Think about how to separate concerns and handle high load efficiently.
Microservices with message queues allow scaling individual components and decouple message routing from storage, supporting millions of users with low latency.
Your group messaging system expects 10 million active users sending an average of 20 messages per day. Assume average group size of 130 members. Each server can handle 1000 messages per second. How many servers are needed to handle peak load assuming peak traffic is 10% of daily messages concentrated in 1 hour?
Calculate total messages per hour during peak, apply fanout for deliveries, then divide by server capacity.
Daily sends = 10M × 20 = 200M. Peak hour sends = 10% = 20M sends/hour ≈ 20M / 3600 ≈ 5556 sends/sec. With average group size 130, peak deliveries/sec ≈ 5556 × 130 ≈ 722K. Servers needed ≈ 722K / 1000 ≈ 722 (720 servers).

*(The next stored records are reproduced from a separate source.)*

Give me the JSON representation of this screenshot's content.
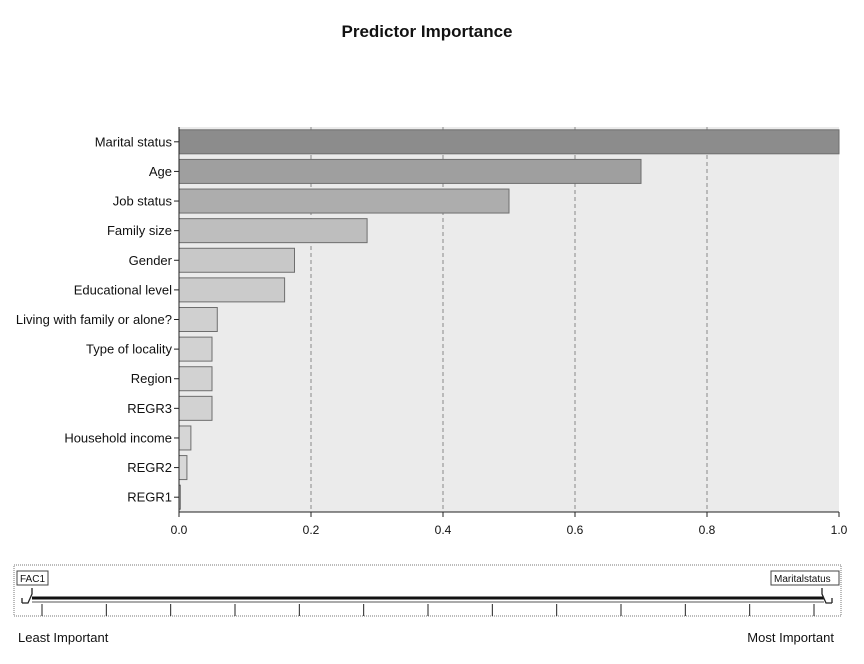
{
  "chart_data": {
    "type": "bar",
    "orientation": "horizontal",
    "title": "Predictor Importance",
    "xlabel": "",
    "ylabel": "",
    "xlim": [
      0,
      1.0
    ],
    "grid": "vertical-dashed",
    "categories": [
      "Marital status",
      "Age",
      "Job status",
      "Family size",
      "Gender",
      "Educational level",
      "Living with family or alone?",
      "Type of locality",
      "Region",
      "REGR3",
      "Household income",
      "REGR2",
      "REGR1"
    ],
    "values": [
      1.0,
      0.7,
      0.5,
      0.285,
      0.175,
      0.16,
      0.058,
      0.05,
      0.05,
      0.05,
      0.018,
      0.012,
      0.002
    ],
    "colors": [
      "#8c8c8c",
      "#9f9f9f",
      "#adadad",
      "#bebebe",
      "#c8c8c8",
      "#cbcbcb",
      "#d0d0d0",
      "#d2d2d2",
      "#d2d2d2",
      "#d2d2d2",
      "#d6d6d6",
      "#d8d8d8",
      "#dadada"
    ],
    "xticks": [
      "0.0",
      "0.2",
      "0.4",
      "0.6",
      "0.8",
      "1.0"
    ],
    "xtick_values": [
      0,
      0.2,
      0.4,
      0.6,
      0.8,
      1.0
    ]
  },
  "slider": {
    "left_thumb_label": "FAC1",
    "right_thumb_label": "Maritalstatus",
    "least_label": "Least Important",
    "most_label": "Most Important",
    "tick_count": 13
  },
  "colors": {
    "plot_background": "#ebebeb",
    "bar_stroke": "#6e6e6e",
    "grid": "#888888"
  }
}
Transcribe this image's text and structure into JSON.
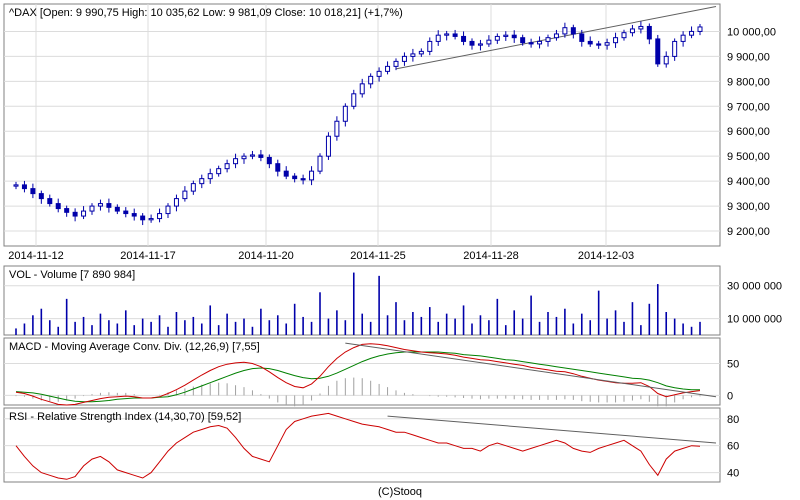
{
  "footer": {
    "copyright": "(C)Stooq"
  },
  "colors": {
    "candle": "#0000aa",
    "volume": "#0000aa",
    "macd": "#cc0000",
    "signal": "#008000",
    "rsi": "#cc0000",
    "trend": "#606060",
    "histogram": "#a0a0a0"
  },
  "chart_data": [
    {
      "type": "candlestick",
      "title": "^DAX [Open: 9 990,75   High: 10 035,62   Low: 9 981,09   Close: 10 018,21] (+1,7%)",
      "ylim": [
        9140,
        10110
      ],
      "y_ticks": [
        "9 200,00",
        "9 300,00",
        "9 400,00",
        "9 500,00",
        "9 600,00",
        "9 700,00",
        "9 800,00",
        "9 900,00",
        "10 000,00"
      ],
      "x_tick_labels": [
        "2014-11-12",
        "2014-11-17",
        "2014-11-20",
        "2014-11-25",
        "2014-11-28",
        "2014-12-03"
      ],
      "close": [
        9385,
        9370,
        9350,
        9330,
        9310,
        9290,
        9275,
        9260,
        9280,
        9300,
        9310,
        9295,
        9280,
        9270,
        9260,
        9245,
        9250,
        9270,
        9300,
        9330,
        9360,
        9390,
        9410,
        9430,
        9450,
        9470,
        9490,
        9500,
        9505,
        9495,
        9470,
        9440,
        9420,
        9410,
        9405,
        9440,
        9500,
        9580,
        9640,
        9700,
        9750,
        9790,
        9820,
        9840,
        9860,
        9880,
        9900,
        9910,
        9920,
        9960,
        9985,
        9990,
        9980,
        9960,
        9945,
        9950,
        9965,
        9980,
        9985,
        9975,
        9955,
        9950,
        9960,
        9975,
        9990,
        10015,
        9990,
        9960,
        9950,
        9945,
        9955,
        9975,
        9995,
        10010,
        10020,
        9970,
        9870,
        9900,
        9960,
        9985,
        10000,
        10018
      ]
    },
    {
      "type": "bar",
      "title": "VOL - Volume [7 890 984]",
      "ylim": [
        0,
        42000000
      ],
      "y_ticks": [
        "10 000 000",
        "30 000 000"
      ],
      "values": [
        4000000,
        7000000,
        12000000,
        16000000,
        9000000,
        5000000,
        22000000,
        8000000,
        11000000,
        6000000,
        13000000,
        9000000,
        7000000,
        15000000,
        6000000,
        10000000,
        8000000,
        12000000,
        5000000,
        14000000,
        9000000,
        11000000,
        7000000,
        18000000,
        6000000,
        13000000,
        8000000,
        10000000,
        5000000,
        16000000,
        9000000,
        12000000,
        7000000,
        19000000,
        11000000,
        8000000,
        26000000,
        10000000,
        15000000,
        9000000,
        38000000,
        13000000,
        8000000,
        36000000,
        12000000,
        20000000,
        9000000,
        14000000,
        11000000,
        17000000,
        8000000,
        13000000,
        10000000,
        18000000,
        7000000,
        12000000,
        9000000,
        22000000,
        6000000,
        15000000,
        10000000,
        24000000,
        8000000,
        14000000,
        11000000,
        16000000,
        7000000,
        13000000,
        9000000,
        27000000,
        10000000,
        15000000,
        8000000,
        20000000,
        6000000,
        19000000,
        31000000,
        14000000,
        10000000,
        7000000,
        5000000,
        8000000
      ]
    },
    {
      "type": "line",
      "title": "MACD - Moving Average Conv. Div. (12,26,9) [7,55]",
      "ylim": [
        -15,
        90
      ],
      "y_ticks": [
        "0",
        "50"
      ],
      "macd": [
        5,
        3,
        -1,
        -6,
        -10,
        -14,
        -15,
        -14,
        -11,
        -8,
        -5,
        -3,
        -2,
        -1,
        -2,
        -4,
        -4,
        -2,
        3,
        9,
        16,
        24,
        32,
        39,
        45,
        49,
        51,
        52,
        50,
        45,
        37,
        28,
        20,
        14,
        12,
        18,
        30,
        45,
        58,
        68,
        75,
        80,
        81,
        80,
        78,
        75,
        72,
        70,
        68,
        67,
        66,
        65,
        63,
        60,
        58,
        56,
        55,
        53,
        51,
        49,
        47,
        44,
        42,
        40,
        38,
        37,
        34,
        30,
        27,
        24,
        22,
        20,
        19,
        19,
        20,
        14,
        3,
        -2,
        1,
        4,
        6,
        7.55
      ],
      "signal": [
        6,
        5,
        4,
        2,
        -1,
        -4,
        -7,
        -9,
        -10,
        -10,
        -9,
        -8,
        -6,
        -5,
        -4,
        -4,
        -4,
        -3,
        -2,
        1,
        5,
        10,
        15,
        20,
        25,
        30,
        35,
        39,
        42,
        43,
        42,
        39,
        35,
        31,
        28,
        26,
        27,
        30,
        35,
        41,
        47,
        53,
        58,
        62,
        65,
        67,
        68,
        68,
        68,
        68,
        68,
        67,
        66,
        64,
        63,
        62,
        60,
        58,
        56,
        55,
        53,
        51,
        49,
        47,
        45,
        43,
        41,
        39,
        37,
        35,
        33,
        31,
        29,
        27,
        26,
        24,
        20,
        15,
        12,
        10,
        9,
        9
      ]
    },
    {
      "type": "line",
      "title": "RSI - Relative Strength Index (14,30,70) [59,52]",
      "ylim": [
        33,
        88
      ],
      "y_ticks": [
        "40",
        "60",
        "80"
      ],
      "values": [
        60,
        52,
        45,
        40,
        38,
        36,
        35,
        37,
        45,
        50,
        52,
        48,
        42,
        40,
        38,
        36,
        40,
        48,
        56,
        62,
        66,
        70,
        72,
        74,
        75,
        73,
        66,
        58,
        52,
        50,
        48,
        60,
        72,
        78,
        80,
        82,
        83,
        84,
        82,
        80,
        78,
        76,
        75,
        74,
        72,
        70,
        70,
        68,
        66,
        64,
        62,
        62,
        60,
        58,
        58,
        56,
        60,
        62,
        60,
        58,
        56,
        58,
        60,
        62,
        64,
        62,
        58,
        56,
        55,
        58,
        60,
        62,
        64,
        60,
        56,
        46,
        38,
        50,
        56,
        58,
        60,
        59.52
      ]
    }
  ]
}
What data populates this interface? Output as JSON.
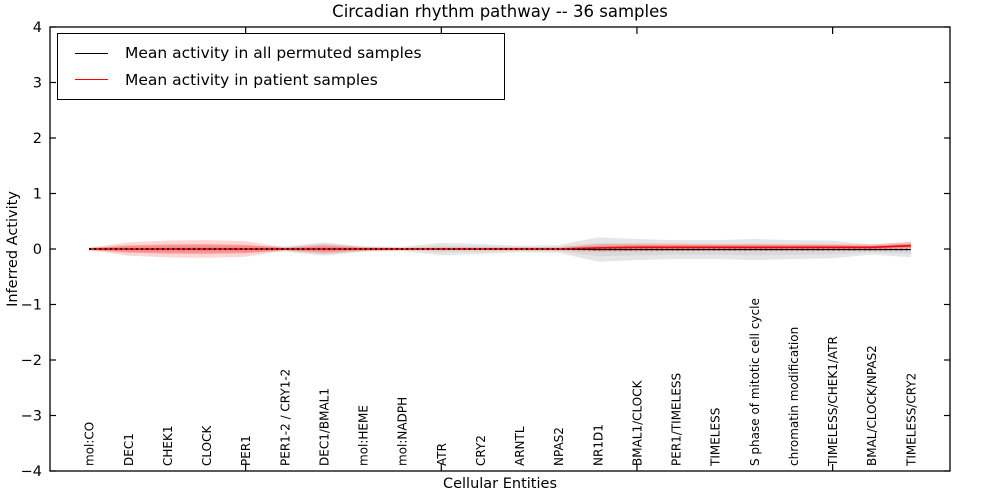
{
  "figure": {
    "title": "Circadian rhythm pathway -- 36 samples",
    "xlabel": "Cellular Entities",
    "ylabel": "Inferred Activity"
  },
  "legend": {
    "entries": [
      {
        "label": "Mean activity in all permuted samples",
        "color": "#000000"
      },
      {
        "label": "Mean activity in patient samples",
        "color": "#ff0000"
      }
    ]
  },
  "chart_data": {
    "type": "line",
    "title": "Circadian rhythm pathway -- 36 samples",
    "xlabel": "Cellular Entities",
    "ylabel": "Inferred Activity",
    "xlim": [
      0,
      23
    ],
    "ylim": [
      -4,
      4
    ],
    "grid": false,
    "legend_position": "upper left",
    "yticks": [
      {
        "value": 4,
        "label": "4"
      },
      {
        "value": 3,
        "label": "3"
      },
      {
        "value": 2,
        "label": "2"
      },
      {
        "value": 1,
        "label": "1"
      },
      {
        "value": 0,
        "label": "0"
      },
      {
        "value": -1,
        "label": "−1"
      },
      {
        "value": -2,
        "label": "−2"
      },
      {
        "value": -3,
        "label": "−3"
      },
      {
        "value": -4,
        "label": "−4"
      }
    ],
    "xticks_major": [
      5,
      10,
      15,
      20
    ],
    "categories": [
      "mol:CO",
      "DEC1",
      "CHEK1",
      "CLOCK",
      "PER1",
      "PER1-2 / CRY1-2",
      "DEC1/BMAL1",
      "mol:HEME",
      "mol:NADPH",
      "ATR",
      "CRY2",
      "ARNTL",
      "NPAS2",
      "NR1D1",
      "BMAL1/CLOCK",
      "PER1/TIMELESS",
      "TIMELESS",
      "S phase of mitotic cell cycle",
      "chromatin modification",
      "TIMELESS/CHEK1/ATR",
      "BMAL/CLOCK/NPAS2",
      "TIMELESS/CRY2"
    ],
    "series": [
      {
        "name": "Mean activity in all permuted samples",
        "color": "#000000",
        "line_style": "solid-with-dots",
        "band_color": "#8c8c8c",
        "values": [
          0,
          0,
          0,
          0,
          0,
          0,
          0,
          0,
          0,
          0,
          0,
          0,
          0,
          -0.01,
          -0.01,
          -0.01,
          -0.01,
          -0.01,
          -0.01,
          -0.01,
          -0.01,
          -0.01
        ],
        "band_upper": [
          0.03,
          0.05,
          0.06,
          0.06,
          0.055,
          0.05,
          0.12,
          0.05,
          0.04,
          0.11,
          0.09,
          0.06,
          0.07,
          0.21,
          0.18,
          0.16,
          0.16,
          0.18,
          0.16,
          0.15,
          0.08,
          0.13
        ],
        "band_lower": [
          -0.03,
          -0.05,
          -0.06,
          -0.06,
          -0.055,
          -0.05,
          -0.12,
          -0.05,
          -0.04,
          -0.11,
          -0.09,
          -0.06,
          -0.07,
          -0.23,
          -0.2,
          -0.18,
          -0.18,
          -0.2,
          -0.18,
          -0.17,
          -0.1,
          -0.15
        ]
      },
      {
        "name": "Mean activity in patient samples",
        "color": "#ff0000",
        "line_style": "solid",
        "band_color": "#ff3030",
        "values": [
          0,
          0,
          0,
          0,
          0,
          0,
          0,
          0,
          0,
          0,
          0,
          0,
          0,
          0.02,
          0.03,
          0.03,
          0.03,
          0.03,
          0.03,
          0.03,
          0.03,
          0.06
        ],
        "band_upper": [
          0.02,
          0.12,
          0.15,
          0.16,
          0.14,
          0.03,
          0.09,
          0.04,
          0.02,
          0.03,
          0.03,
          0.03,
          0.03,
          0.09,
          0.1,
          0.1,
          0.09,
          0.09,
          0.09,
          0.09,
          0.085,
          0.125
        ],
        "band_lower": [
          -0.02,
          -0.12,
          -0.15,
          -0.16,
          -0.14,
          -0.03,
          -0.09,
          -0.04,
          -0.02,
          -0.025,
          -0.025,
          -0.025,
          -0.03,
          -0.05,
          -0.04,
          -0.035,
          -0.03,
          -0.03,
          -0.03,
          -0.03,
          -0.025,
          -0.005
        ]
      }
    ]
  }
}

Which data storage approach balances fast message retrieval and efficient storage for a group messaging system with millions of groups?
Consider scalability and write/read patterns for group messaging.
NoSQL databases partitioned by group ID allow horizontal scaling and fast writes with append-only logs, which suit high write throughput and efficient retrieval.
Which message delivery guarantee ensures that every message sent to a group is received exactly once by all group members, even if some servers fail?
Think about avoiding duplicates and message loss.
Exactly once delivery guarantees each message is received once and only once, preventing duplicates and losses even during failures.
In a group messaging system, what is the correct sequence of components involved when a user sends a message to a large group?
Follow the logical flow from client to delivery.
The user sends the message to the API gateway, which forwards it to the routing service. The routing service stores and publishes the message, then the delivery service pushes it to members.